The New South Wales government is set to introduce new “no body, no parole” laws, which will deny parole for homicide offenders who refuse to provide information or assistance to locate their victim’s remains.
This follows Chris Dawson’s murder conviction of Lynette Dawson, whose remains have yet to be found.
Such laws offer prisoners an incentive to give up information about the location of their victims’ remains. Similar laws have already been introduced in Northern Territory, Queensland, South Australia, Victoria and Western Australia.
In general, “no body, no parole” laws mandate that parole authorities should deny parole unless they are satisfied about the level of cooperation provided by the prisoner to identify remains, including how early the information was provided.
These laws are designed to provide closure to friends and families of homicide victims, allowing them to bury their loved ones. However, there’s scant evidence they are effective. And they could prove disastrous for people in Australian prisons who have been wrongfully convicted.
What is parole and why is it important?
Parole is the conditional early release of prisoners, allowing them to serve a part of their sentence in the community.
When given a prison sentence, a judge will determine how long an offender must remain in custody (a non-parole period) and at what point they can become eligible to serve the rest of their sentence in the community.
Parole recognises that aims of rehabilitation may be best served by providing opportunities for prisoners to transition back into the community. The courts decide whether a person is eligible for parole, but state parole authorities decide whether or not to release them when the time comes.
Evidence suggests offenders who complete some period of parole before the end of their sentence are less likely to re-offend.
While completing their sentence in the community, parolees also must comply with parole conditions. This can include reporting conditions and mandatory behavioural programs that reduce the risk of re-offending.
Tightening parole exacerbates the issue of overcrowded prisons with offenders capable of being managed in the community being housed at the public expense in correctional facilities.

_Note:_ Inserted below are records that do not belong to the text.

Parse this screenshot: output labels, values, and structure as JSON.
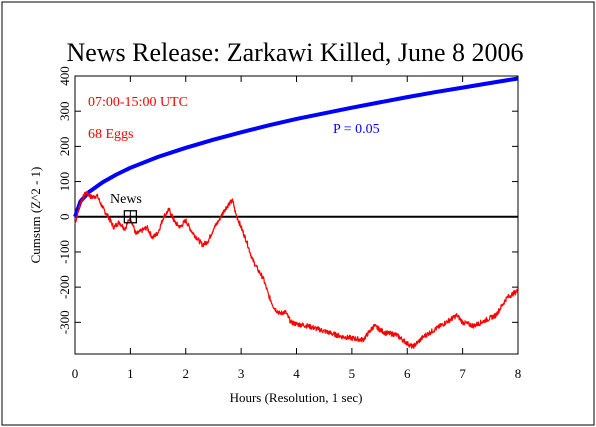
{
  "chart_data": {
    "type": "line",
    "title": "News Release: Zarkawi Killed, June 8 2006",
    "xlabel": "Hours (Resolution, 1 sec)",
    "ylabel": "Cumsum (Z^2 - 1)",
    "xlim": [
      0,
      8
    ],
    "ylim": [
      -390,
      400
    ],
    "x_ticks": [
      0,
      1,
      2,
      3,
      4,
      5,
      6,
      7,
      8
    ],
    "x_tick_labels": [
      "0",
      "1",
      "2",
      "3",
      "4",
      "5",
      "6",
      "7",
      "8"
    ],
    "y_ticks": [
      -300,
      -200,
      -100,
      0,
      100,
      200,
      300,
      400
    ],
    "y_tick_labels": [
      "-300",
      "-200",
      "-100",
      "0",
      "100",
      "200",
      "300",
      "400"
    ],
    "annotations": [
      {
        "text": "07:00-15:00 UTC",
        "color": "#ff0000"
      },
      {
        "text": "68 Eggs",
        "color": "#ff0000"
      },
      {
        "text": "P = 0.05",
        "color": "#0000ff"
      },
      {
        "text": "News",
        "color": "#000000",
        "marker": "square",
        "x": 1.0,
        "y": 0
      }
    ],
    "series": [
      {
        "role": "probability envelope",
        "color": "#0000ff",
        "x": [
          0,
          0.1,
          0.25,
          0.5,
          0.75,
          1,
          1.5,
          2,
          2.5,
          3,
          3.5,
          4,
          4.5,
          5,
          5.5,
          6,
          6.5,
          7,
          7.5,
          8
        ],
        "values": [
          0,
          44,
          70,
          98,
          120,
          139,
          170,
          196,
          219,
          240,
          260,
          278,
          294,
          310,
          325,
          340,
          354,
          367,
          380,
          393
        ]
      },
      {
        "role": "cumulative deviation",
        "color": "#ff0000",
        "x": [
          0,
          0.1,
          0.2,
          0.3,
          0.4,
          0.5,
          0.6,
          0.7,
          0.8,
          0.9,
          1.0,
          1.1,
          1.2,
          1.3,
          1.4,
          1.5,
          1.6,
          1.7,
          1.8,
          1.9,
          2.0,
          2.1,
          2.2,
          2.3,
          2.4,
          2.5,
          2.6,
          2.7,
          2.8,
          2.85,
          2.9,
          3.0,
          3.1,
          3.2,
          3.3,
          3.4,
          3.5,
          3.6,
          3.7,
          3.8,
          3.9,
          4.0,
          4.2,
          4.4,
          4.6,
          4.8,
          5.0,
          5.2,
          5.4,
          5.6,
          5.8,
          6.0,
          6.1,
          6.2,
          6.3,
          6.5,
          6.7,
          6.9,
          7.0,
          7.2,
          7.4,
          7.6,
          7.8,
          8.0
        ],
        "values": [
          -20,
          40,
          70,
          55,
          60,
          25,
          0,
          -30,
          -15,
          -35,
          0,
          -50,
          -40,
          -30,
          -60,
          -45,
          0,
          20,
          -15,
          -30,
          -10,
          -40,
          -60,
          -80,
          -70,
          -35,
          -10,
          20,
          40,
          45,
          10,
          -30,
          -70,
          -120,
          -150,
          -175,
          -225,
          -260,
          -275,
          -270,
          -300,
          -305,
          -310,
          -320,
          -330,
          -340,
          -345,
          -350,
          -310,
          -330,
          -335,
          -360,
          -370,
          -355,
          -340,
          -320,
          -300,
          -280,
          -300,
          -310,
          -295,
          -280,
          -230,
          -210
        ]
      }
    ],
    "reference_line": {
      "y": 0,
      "color": "#000000"
    },
    "grid": false
  }
}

There is considerable concern in Australia over prisoners “maxing out” their custodial sentence, either by choosing not to apply for parole to avoid conditions upon release, or because of restrictions on parole eligibility such as “no body, no parole” laws.
The effectiveness of ‘no body’ laws
We recently looked into the effectiveness of Queensland’s “no body, no parole” laws, which were passed in 2017.
As our work with RMIT University’s Bridge of Hope Innocence Initiative often involves working with people serving terms of imprisonment while claiming their innocence, evaluating the effectiveness of such laws and their risk for the wrongfully convicted is of considerable interest.
Most Australian jurisdictions don’t publish their parole decisions. However Queensland does – specifically for “no body” law outcomes.
Our analysis showed that of the ten cases that came before the parole board during our collection period, six involved cooperation by the applicant but none resulted in remains being found.
The Queensland case of Graeme Evans, who was convicted of manslaughter over the death of his former partner Leeann Lapham in 2018, has been cited in the media as an example of “no body” laws working effectively.
However, Evans pleaded guilty to the offence and was not eligible for parole at the time when he helped investigators find Lapham’s remains.
This example is only related to “no body” laws because the detective in charge of the case has claimed he used the threat of those laws to convince Evans to cooperate.
We believe “no body” laws lack evidence to support their use and may offer false hope to victims’ families if remains cannot be found. They rely on many assumptions about how crimes occur, how offenders may cooperate, and effective policing investigations post-disclosure.
They may also prove disastrous for the wrongfully convicted.
What about the wrongfully convicted?
We have no idea how many people have been wrongfully convicted in Australia. An estimate based on research from the United States indicates up to 3% of all convictions may be wrongful. But the reality is we have no way of finding out.
A person can be found guilty of a crime they didn’t commit for a variety of reasons, including eyewitness misidentification, improper forensic evidence, coerced or otherwise false confessions, or police misconduct.
Wrongful convictions remain a persistent risk within our criminal justice system, even when high standards of procedural justice are upheld.
Wrongfully convicted prisoners face what is referred to as “the innocent prisoner’s dilemma” when they become eligible for parole. If they maintain their innocence and refuse to admit responsibility or express remorse, they may be denied parole. If they do accept responsibility for a crime they did not commit, they may limit options in the future of having their conviction overturned.
“No body” laws add a further complication for the wrongfully convicted. The factually innocent are clearly unable to provide information to authorities about the location of the victim as they did not commit the crime and would not know where the body is.
A well known example is Lindy Chamberlain-Creighton, who was wrongfully convicted in 1982 for murdering her daughter Azaria.
Chamberlain was demonised publicly for not admitting guilt and for not leading investigators to Azaria’s body. A 2012 inquest later found Azaria was killed by a dingo.
“No body” laws may at first appear to be acting in the public interest in ensuring families can bury their loved ones. But the lack of evidence of real outcomes and the very real risk it may disproportionately penalise the wrongfully convicted should give us pause before expanding this policy further.